Bir sinema yazarının bir film festivalini ‘şehitler’ üzerinden tartışması bir yana, ancak ‘insancıl olmak’la tanımlanabilecek bir filmi ‘vatan evlatlarını şehit eden zihniyet’ gibi korkunç derecede çirkin, sinemaya ve entelektüel düşünce kültürüne hiç yakışmayan bir ifadeyle anıyor olmasına inanabiliyor musunuz?! Hem de ‘vatan evlatlarını şehit eden zihniyet’in tam da vatan evlatlarını ‘ölsünler ve öldürsünler’ diye Güneydoğu’ya gönderen zihniyet olduğu bu kadar açıkken...

Ama bitmiyor; bir kaç twit sonra: “Ulusal yarışmalara Türkçe'yi altyazılı olarak kullanan filmler ve belgesel filmler kesinlikle katılmamalı. Onlar için başka bölümler mi yaparsınız veya o tür filmlerin hepsine peşin olarak tüm ödelleri mi verirseniz verin ama Ulusal yarışmalara katmayın.” ‘Ulusal’ sözcüğünün büyük ‘u’ ile özellikle vurgulandığı bu mesajların üstüne oturduğu ideolojik zihniyet çok açık: En demagojik ve zavallı haliyle milliyetçilik... En ilkel haliyle bir hortlama anı: “Vatandaş, Türkçe konuş!”

Bu mesajlara verilen tepkiyi görünce Çilingir şunları yazdı: “19. Uluslararası Adana Altın Koza Film Festivali geldi geçti, sonuçlarla ilgili herkes bir şeyler yazdı. Twitter ortamına bizde birkaç satır yazdık. Birisinde ‘Ulusal yarışmalara Türkçe'yi altyazı olarak kullanan filmler ve belgesel filmler katılmamalı; onlar için hepsine peşin olarak tüm ödülleri mi verirseniz verin...’ demiştik. Bu satırlardan memleket efradının bir kısmı hemen nem kaptı, işlerine geldiği gibi yorumlarda ve giydirmelerde bulundular. Sadece cümlenin baş kısmına gönderme yaparak ‘Falanca dildeki filmlerin ulusal yarışmalara katılmasını istemiyor’ diye yazdılar, belgesel filmler önerisini hiç dikkate almadılar.” Fark etmişsinizdir, Çilingir ‘Kürtçe’ sözcüğünü bile kullanamıyor, ancak ‘falanca’ diyerek anabiliyor... Çok yazık... Ve bir kaç twit sonra: “Zihniyet meselesini merak edenler festivalin ödül töreninde yönetmenin yaptığı konuşmayı tekrar izlesinler.”

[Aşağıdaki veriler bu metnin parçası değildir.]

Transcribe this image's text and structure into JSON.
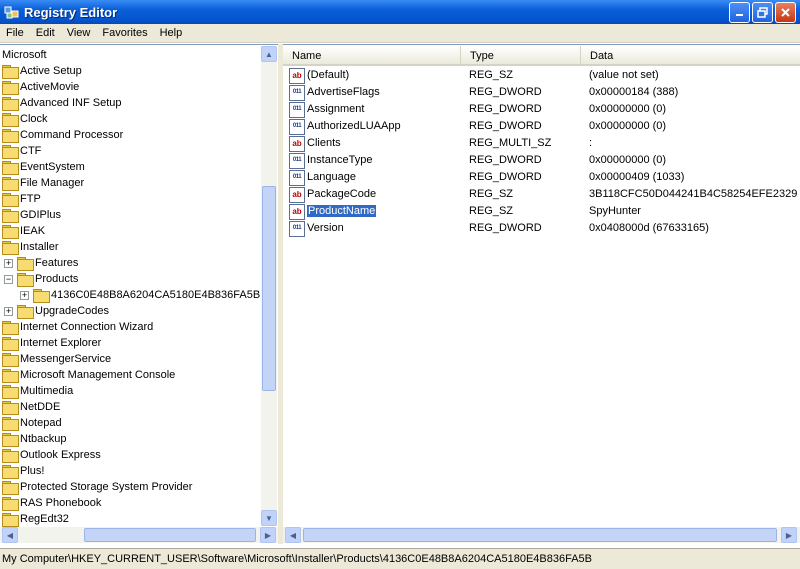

Filmin yönetmenlerini açıkça hedefe dönüştüren ifadeler kullanan Çilingir’in bu son mesajı üzerine, Orhan Eskiköy’ün törende yaptığı konuşmayı merakla izledim. İşte Eskiköy’ün Çilingir’i bu kadar rahatsız eden ‘zihniyet’i -youtube’da bulabilirsiniz: “Biz barış filmleri yapıyoruz.  Üç sene önce burada İki Dil Bir Bavul’la Yılmaz Güney Ödülü’nü almıştık.  O zaman bir barış iklimi vardı ülkemizde; konuşmaya başlamıştık, birbirimizi anlamaya başlamıştık. Şimdi yeniden geri sarmaya başladı kaset... Bir hatırlatma yapmak istiyorum hükümete, başbakana: Üç yıl önce sinemacıları bir araya toplayıp  ‘Bu barışa nasıl katkı sunacaksınız?’ diye sorduğunda, sinemacıların verebileceği tek cevap ‘film yapmak’tı. Biz üzerimize düşeni yapıyoruz, lütfen siz de üzerinize düşeni yapın, verdiğiniz sözleri tutun.”

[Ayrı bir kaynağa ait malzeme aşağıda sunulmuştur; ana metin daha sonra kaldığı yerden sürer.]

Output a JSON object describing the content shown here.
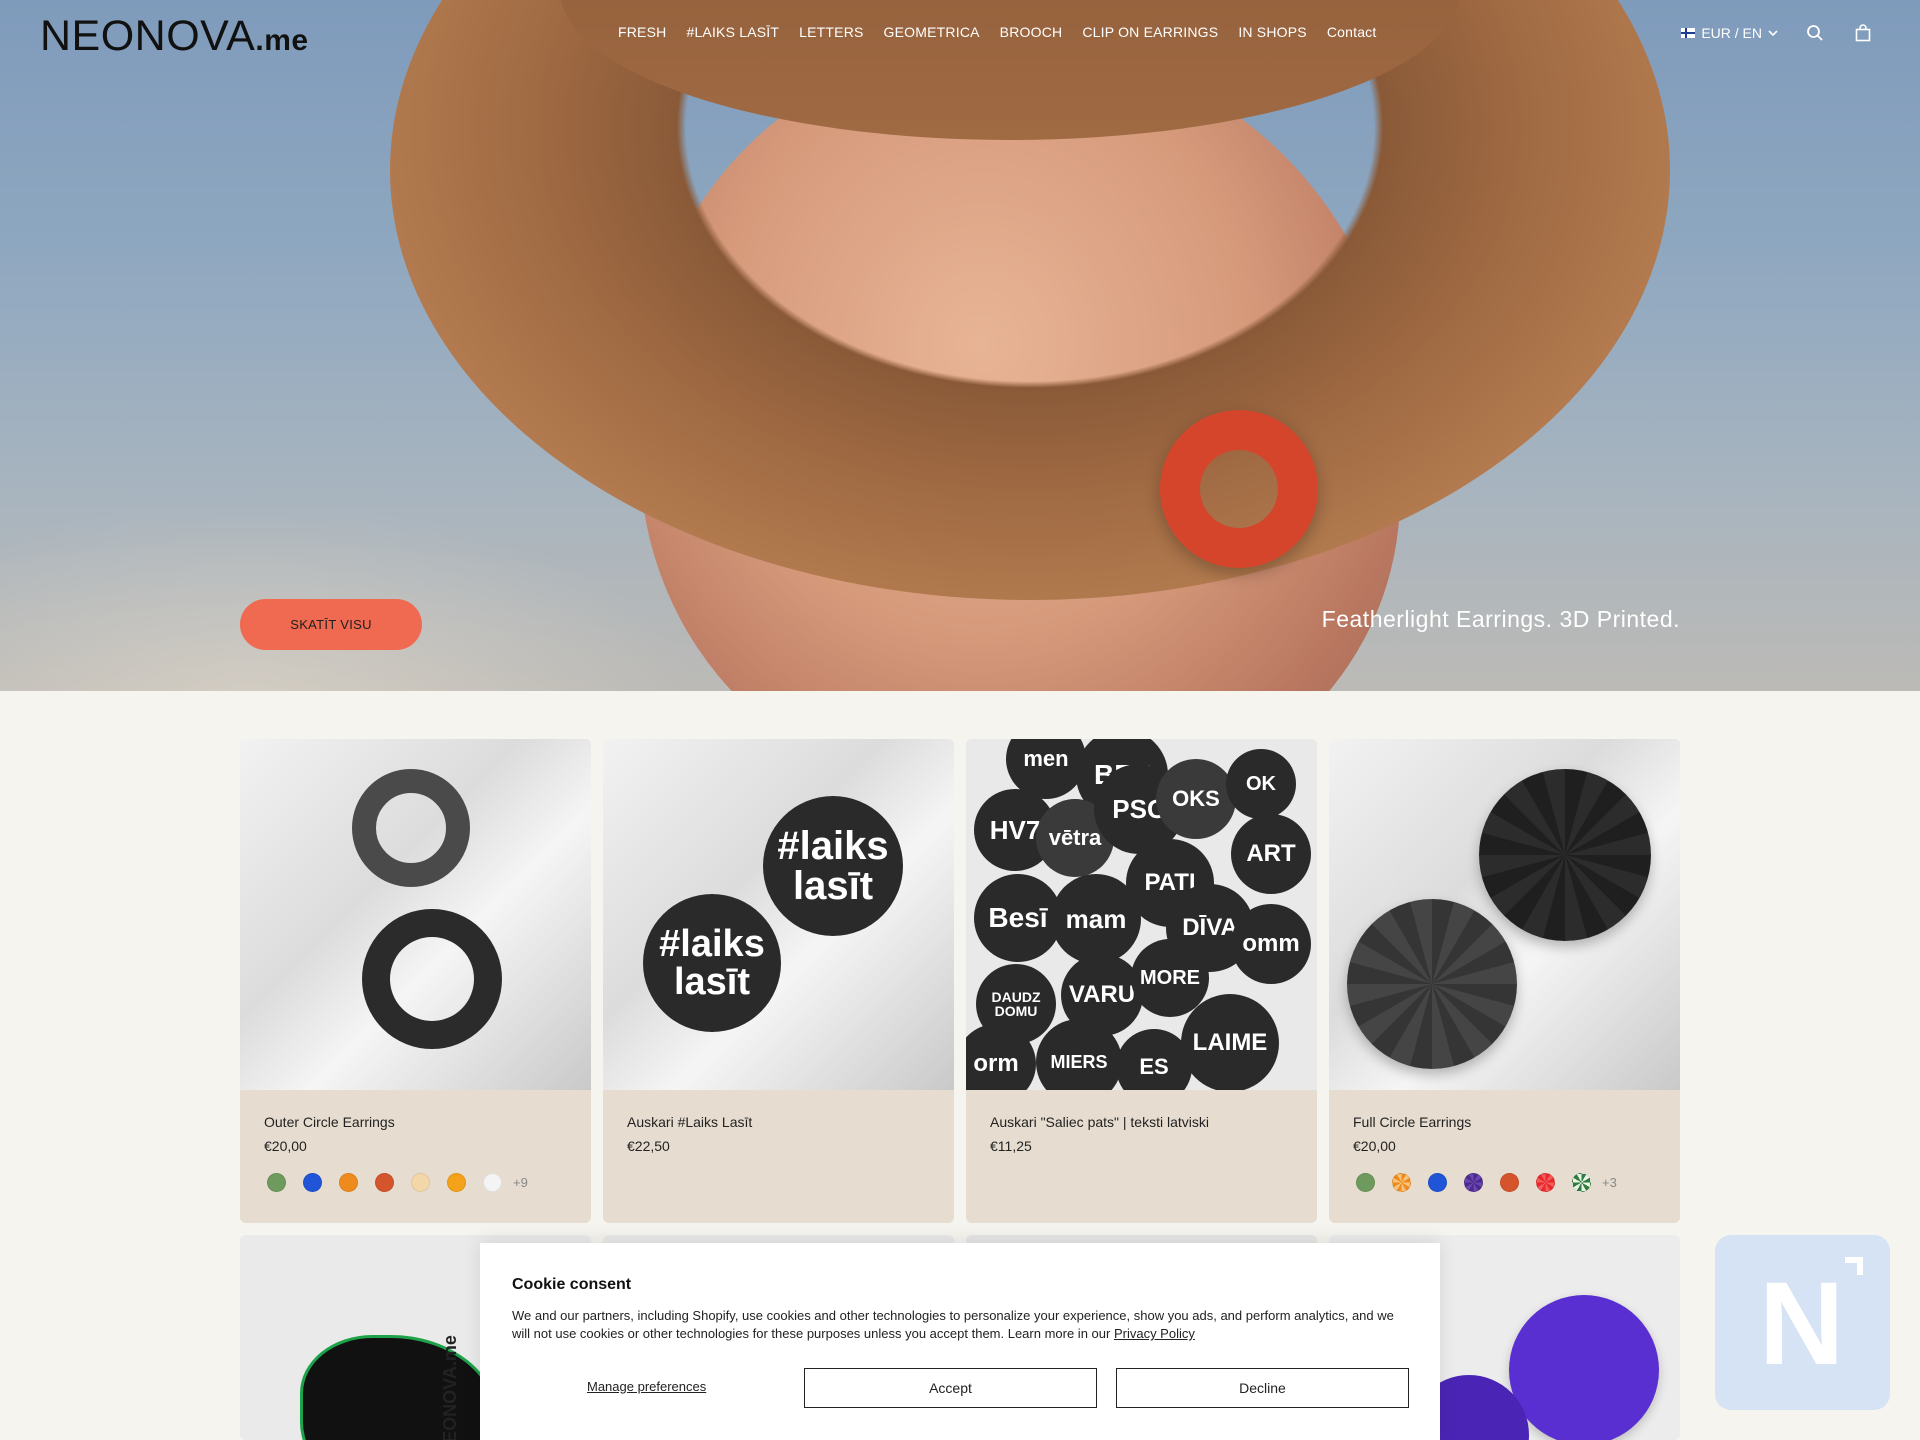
{
  "header": {
    "logo_main": "NEONOVA",
    "logo_suffix": ".me",
    "nav": [
      "FRESH",
      "#LAIKS LASĪT",
      "LETTERS",
      "GEOMETRICA",
      "BROOCH",
      "CLIP ON EARRINGS",
      "IN SHOPS",
      "Contact"
    ],
    "locale": "EUR / EN",
    "icons": {
      "flag": "finland-flag-icon",
      "search": "search-icon",
      "cart": "shopping-bag-icon",
      "chevron": "chevron-down-icon"
    }
  },
  "hero": {
    "cta": "SKATĪT VISU",
    "tagline": "Featherlight Earrings. 3D Printed.",
    "accent": "#ef6a50"
  },
  "products": [
    {
      "title": "Outer Circle Earrings",
      "price": "€20,00",
      "swatches": [
        "#6e9a5e",
        "#1f55d6",
        "#ef8a1e",
        "#d4552c",
        "#f3d7a8",
        "#f3a21a",
        "#f4f4f4"
      ],
      "more": "+9"
    },
    {
      "title": "Auskari #Laiks Lasīt",
      "price": "€22,50",
      "swatches": [],
      "more": "",
      "image_text": [
        "#laiks",
        "lasīt",
        "#laiks",
        "lasīt"
      ]
    },
    {
      "title": "Auskari \"Saliec pats\" | teksti latviski",
      "price": "€11,25",
      "swatches": [],
      "more": "",
      "image_text": [
        "men",
        "BET",
        "HV7",
        "vētra",
        "PSC",
        "OKS",
        "OK",
        "ART",
        "Besī",
        "mam",
        "PATI",
        "DĪVA",
        "omm",
        "DAUDZ DOMU",
        "VARU",
        "MORE",
        "LAIME",
        "orm",
        "MIERS",
        "ES"
      ]
    },
    {
      "title": "Full Circle Earrings",
      "price": "€20,00",
      "swatches": [
        "#6e9a5e",
        "#ef8a1e",
        "#1f55d6",
        "#4b2a8c",
        "#d4552c",
        "#e8282a",
        "#2e7d3a"
      ],
      "more": "+3"
    }
  ],
  "row2_image_text": [
    "NEONOVA.me"
  ],
  "cookie": {
    "title": "Cookie consent",
    "body": "We and our partners, including Shopify, use cookies and other technologies to personalize your experience, show you ads, and perform analytics, and we will not use cookies or other technologies for these purposes unless you accept them. Learn more in our ",
    "link": "Privacy Policy",
    "manage": "Manage preferences",
    "accept": "Accept",
    "decline": "Decline"
  }
}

Gördüğünüz gibi, bu konuşmaya olsa olsa şöyle kızılabilir: “Ah Orhan biraderim, siz RTE’ye ve AKP’ye inandınız mı yani?!”

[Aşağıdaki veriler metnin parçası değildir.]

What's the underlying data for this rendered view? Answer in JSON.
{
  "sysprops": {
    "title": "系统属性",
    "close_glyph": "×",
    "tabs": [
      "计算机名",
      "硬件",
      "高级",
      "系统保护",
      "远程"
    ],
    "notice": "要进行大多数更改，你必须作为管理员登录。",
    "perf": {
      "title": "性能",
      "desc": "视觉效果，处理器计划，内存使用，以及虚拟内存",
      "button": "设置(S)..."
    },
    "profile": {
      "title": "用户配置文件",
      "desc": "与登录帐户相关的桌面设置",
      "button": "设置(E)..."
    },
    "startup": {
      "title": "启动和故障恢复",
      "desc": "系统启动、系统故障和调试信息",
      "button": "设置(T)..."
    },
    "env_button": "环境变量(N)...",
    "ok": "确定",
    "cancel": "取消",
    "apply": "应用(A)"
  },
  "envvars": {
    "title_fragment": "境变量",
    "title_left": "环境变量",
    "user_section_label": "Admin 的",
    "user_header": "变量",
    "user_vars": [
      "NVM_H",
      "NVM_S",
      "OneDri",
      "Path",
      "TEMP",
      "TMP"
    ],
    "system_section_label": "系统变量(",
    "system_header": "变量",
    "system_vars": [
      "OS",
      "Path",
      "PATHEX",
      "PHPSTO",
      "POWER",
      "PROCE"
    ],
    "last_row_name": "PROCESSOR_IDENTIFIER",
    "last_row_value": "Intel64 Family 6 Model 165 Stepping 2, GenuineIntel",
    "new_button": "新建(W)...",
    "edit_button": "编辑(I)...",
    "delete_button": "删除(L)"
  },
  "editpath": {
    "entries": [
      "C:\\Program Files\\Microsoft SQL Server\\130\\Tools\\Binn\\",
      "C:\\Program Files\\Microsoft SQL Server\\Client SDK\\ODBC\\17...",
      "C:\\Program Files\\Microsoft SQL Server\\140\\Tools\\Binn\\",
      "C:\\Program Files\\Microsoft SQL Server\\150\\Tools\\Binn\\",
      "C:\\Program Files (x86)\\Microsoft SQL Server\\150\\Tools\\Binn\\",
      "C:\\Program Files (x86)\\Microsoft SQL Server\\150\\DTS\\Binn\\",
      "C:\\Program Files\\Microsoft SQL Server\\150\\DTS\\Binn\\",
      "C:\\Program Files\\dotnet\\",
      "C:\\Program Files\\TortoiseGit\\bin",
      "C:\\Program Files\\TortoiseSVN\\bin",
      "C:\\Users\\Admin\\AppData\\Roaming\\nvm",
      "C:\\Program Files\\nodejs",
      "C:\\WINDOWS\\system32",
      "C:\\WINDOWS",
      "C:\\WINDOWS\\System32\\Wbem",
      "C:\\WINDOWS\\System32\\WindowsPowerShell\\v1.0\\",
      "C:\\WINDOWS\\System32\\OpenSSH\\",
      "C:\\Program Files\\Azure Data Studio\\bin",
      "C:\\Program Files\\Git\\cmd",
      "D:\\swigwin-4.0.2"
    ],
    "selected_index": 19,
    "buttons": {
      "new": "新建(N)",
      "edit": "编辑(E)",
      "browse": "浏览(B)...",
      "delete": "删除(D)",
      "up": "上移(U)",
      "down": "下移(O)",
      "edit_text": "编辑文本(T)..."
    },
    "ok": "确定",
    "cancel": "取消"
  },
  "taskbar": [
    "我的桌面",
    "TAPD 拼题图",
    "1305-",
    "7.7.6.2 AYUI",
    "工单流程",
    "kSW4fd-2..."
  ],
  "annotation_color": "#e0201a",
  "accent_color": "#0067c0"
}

Barış ve kültürel eşitlik gibi kavramlardan pek hoşlanmadığı anlaşılan Sadi Çilingir, belli ki ‘%100 Türk ve Türkçe’ bir ulusal –ben küçük yazdım ama siz ‘u’yu büyük okuyun- festival istiyor. ‘Bölücülük’, Türkiye koşullarında çok mantıkdışı bulduğum ve hiç sevmediğim bir sözcük ama, hadi milliyetçilere de kulaklarımızı tamamen kapatmadığımızı göstermek için şöyle soralım: Türkçe’den başka onlarca dilin konuşulduğu bir ülkede bundan daha büyük bölücülük olur mu?!